Every time I think I might be over-reacting a little with my call for judicial responsibility laws, along comes another tilty headed idiot judge to remind me that I’m not.
Two teenage boys who allegedly terrorised staff with machetes in five shop hold-ups within two hours have been freed on bail a day later.
The youths, aged 15 and 16, fronted a children’s court on Tuesday where they begged to be allowed to go home to their mums after spending their first night in custody.
They wuz good boyz and dindu nuffin.
The younger boy, accused of being the “main aggressor” with a machete, wiped away tears with a tissue as he sat in the dock.
Oh, now it’s all tears and ‘I want my mummy’. I’m sure their victims aren’t exactly swayed by the crocodile tears, even if yet another judicial nong fell for it.
The court heard the pair were among five hoodlums who allegedly drove around in a stolen Subaru and wore balaclavas and brandished machetes as they stormed “vulnerable targets” in broad daylight on Monday.
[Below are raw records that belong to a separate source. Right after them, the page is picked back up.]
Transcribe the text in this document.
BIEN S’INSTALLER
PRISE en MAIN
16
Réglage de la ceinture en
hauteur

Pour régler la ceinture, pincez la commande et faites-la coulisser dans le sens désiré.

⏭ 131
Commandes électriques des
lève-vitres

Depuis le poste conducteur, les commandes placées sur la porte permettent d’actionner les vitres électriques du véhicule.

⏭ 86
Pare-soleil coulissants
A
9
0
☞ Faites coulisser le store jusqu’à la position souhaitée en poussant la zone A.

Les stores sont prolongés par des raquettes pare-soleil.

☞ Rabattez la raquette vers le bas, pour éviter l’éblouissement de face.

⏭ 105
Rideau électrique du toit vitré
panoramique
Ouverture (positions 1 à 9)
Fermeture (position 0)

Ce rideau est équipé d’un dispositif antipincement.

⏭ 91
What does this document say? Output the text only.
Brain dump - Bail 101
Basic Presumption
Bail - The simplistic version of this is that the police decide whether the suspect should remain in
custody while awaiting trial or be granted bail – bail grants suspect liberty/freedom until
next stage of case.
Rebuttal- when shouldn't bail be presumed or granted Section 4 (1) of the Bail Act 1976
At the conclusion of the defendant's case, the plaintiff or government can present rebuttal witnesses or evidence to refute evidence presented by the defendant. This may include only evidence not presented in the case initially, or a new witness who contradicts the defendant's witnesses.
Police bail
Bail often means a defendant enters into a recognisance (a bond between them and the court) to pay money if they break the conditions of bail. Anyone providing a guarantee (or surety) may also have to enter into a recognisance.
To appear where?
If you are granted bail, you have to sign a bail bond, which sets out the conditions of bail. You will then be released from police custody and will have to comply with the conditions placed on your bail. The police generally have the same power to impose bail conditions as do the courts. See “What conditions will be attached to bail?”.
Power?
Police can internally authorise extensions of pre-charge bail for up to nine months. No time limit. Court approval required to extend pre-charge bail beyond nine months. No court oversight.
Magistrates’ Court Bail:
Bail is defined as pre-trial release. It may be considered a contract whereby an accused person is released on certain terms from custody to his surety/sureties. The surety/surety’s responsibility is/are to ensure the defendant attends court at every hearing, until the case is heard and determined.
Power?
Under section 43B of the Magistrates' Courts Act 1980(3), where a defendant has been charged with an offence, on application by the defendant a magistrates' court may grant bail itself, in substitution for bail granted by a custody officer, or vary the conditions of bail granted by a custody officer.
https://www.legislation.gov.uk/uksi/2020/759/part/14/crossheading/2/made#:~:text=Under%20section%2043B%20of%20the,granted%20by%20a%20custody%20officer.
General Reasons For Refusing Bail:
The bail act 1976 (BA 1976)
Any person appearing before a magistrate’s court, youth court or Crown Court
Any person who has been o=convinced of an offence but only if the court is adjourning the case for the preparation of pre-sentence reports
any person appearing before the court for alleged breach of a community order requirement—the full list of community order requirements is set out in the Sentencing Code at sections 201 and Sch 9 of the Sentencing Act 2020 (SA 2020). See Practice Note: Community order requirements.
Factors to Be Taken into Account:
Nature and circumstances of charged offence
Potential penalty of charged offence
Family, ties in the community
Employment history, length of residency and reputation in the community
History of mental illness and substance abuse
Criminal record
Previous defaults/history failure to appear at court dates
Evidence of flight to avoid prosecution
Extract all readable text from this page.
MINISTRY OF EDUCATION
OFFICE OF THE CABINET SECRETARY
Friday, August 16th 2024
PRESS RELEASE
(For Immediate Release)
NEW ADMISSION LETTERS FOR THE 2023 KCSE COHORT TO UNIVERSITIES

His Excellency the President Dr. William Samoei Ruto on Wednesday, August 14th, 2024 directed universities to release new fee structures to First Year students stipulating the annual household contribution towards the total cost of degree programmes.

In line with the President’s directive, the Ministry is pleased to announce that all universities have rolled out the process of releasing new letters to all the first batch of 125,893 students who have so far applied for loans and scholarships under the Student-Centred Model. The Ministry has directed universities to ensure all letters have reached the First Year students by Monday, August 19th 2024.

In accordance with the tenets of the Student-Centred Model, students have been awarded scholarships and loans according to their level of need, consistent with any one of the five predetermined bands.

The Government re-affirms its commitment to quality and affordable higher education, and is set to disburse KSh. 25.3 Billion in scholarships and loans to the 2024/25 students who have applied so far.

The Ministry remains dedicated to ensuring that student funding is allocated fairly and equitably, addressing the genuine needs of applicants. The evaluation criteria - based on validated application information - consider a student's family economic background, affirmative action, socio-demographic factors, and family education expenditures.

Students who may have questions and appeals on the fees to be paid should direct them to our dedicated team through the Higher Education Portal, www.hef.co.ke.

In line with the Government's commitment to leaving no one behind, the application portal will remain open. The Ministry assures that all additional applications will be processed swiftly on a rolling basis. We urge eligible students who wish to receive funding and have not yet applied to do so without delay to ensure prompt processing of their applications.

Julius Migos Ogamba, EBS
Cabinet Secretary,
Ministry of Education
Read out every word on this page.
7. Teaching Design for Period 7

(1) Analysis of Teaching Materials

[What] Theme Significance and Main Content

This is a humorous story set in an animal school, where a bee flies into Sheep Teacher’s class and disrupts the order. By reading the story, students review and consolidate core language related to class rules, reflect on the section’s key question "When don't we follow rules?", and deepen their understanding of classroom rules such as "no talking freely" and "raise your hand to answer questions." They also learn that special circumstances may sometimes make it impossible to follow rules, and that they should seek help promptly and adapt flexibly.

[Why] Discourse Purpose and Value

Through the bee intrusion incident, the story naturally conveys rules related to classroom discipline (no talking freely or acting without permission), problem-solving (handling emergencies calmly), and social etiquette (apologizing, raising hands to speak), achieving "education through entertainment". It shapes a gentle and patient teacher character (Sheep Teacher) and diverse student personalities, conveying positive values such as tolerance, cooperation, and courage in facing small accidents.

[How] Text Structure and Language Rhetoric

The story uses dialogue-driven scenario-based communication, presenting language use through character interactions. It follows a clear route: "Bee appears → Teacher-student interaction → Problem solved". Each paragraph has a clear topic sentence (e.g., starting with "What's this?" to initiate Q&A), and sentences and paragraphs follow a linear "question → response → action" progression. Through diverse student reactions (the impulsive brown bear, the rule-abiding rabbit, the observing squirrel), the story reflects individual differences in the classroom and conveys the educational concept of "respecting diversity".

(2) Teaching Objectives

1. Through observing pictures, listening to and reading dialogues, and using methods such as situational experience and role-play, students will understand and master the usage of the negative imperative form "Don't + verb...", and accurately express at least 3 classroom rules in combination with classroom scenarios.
Children’s Court magistrate Erica Contini granted the two teens “one chance” at bail, despite acknowledging the alleged offending was “incredibly serious”.
‘One chance’… of how many?
It comes as it was revealed in court the 16-year-old was already on summons to appear in court for armed robbery and aggravated carjacking offences.
Yeah, about these sniffly, hanky-wringing louts…
That related to him allegedly being among a gang of teens who beat a man unconscious with sticks when he refused to hand over his keys outside a gym in Cremorne about 1am on May 7.
Police vehemently opposed both boys being released on bail, arguing they were an unacceptable risk of endangering the safety of the public and committing further offences.
Senior Constable Lachlan McGrath, from the Mill Park Divisional Response Unit, said the offending had left the victims traumatised, with one staff member running away screaming and hiding in a back room when she saw the boys enter the store.
“We are not talking about a simple shop theft there,” he said. “It’s the use of intimidating weapons, cornering victims and threatening victims.
“This is a day these victims will never forget.”
But you can be sure a string of judges will.
Perhaps they’d be a little less lenient if it was them hiding from machete-wielding African thugs.
Which brings me back to my call for judicial responsibility laws.
After all, Victoria was the first of multiple states to introduce ‘industrial manslaughter’ laws, which can see employers jailed for workplace deaths. It doesn’t matter if they didn’t directly contributed to the death: the law presumes they should have known the likely consequences of their workplace decisions.
By the same token, aren’t we entitled to presume that judges should know the likely consequences of repeatedly bailing violent criminals and sex offenders? If the vicious thugs they so blithely turn loose, again and again, go on to – quelle surprise! – commit yet more crimes, why shouldn’t the bailing magistrate share the punishment?
Failing that, why not test the judge’s confidence that the poor widdle good boys won’t reoffend by making them put them up in a spare room.
Somehow, I suspect that the ridiculous judicial culture of revolving-door bail would come to a screaming halt.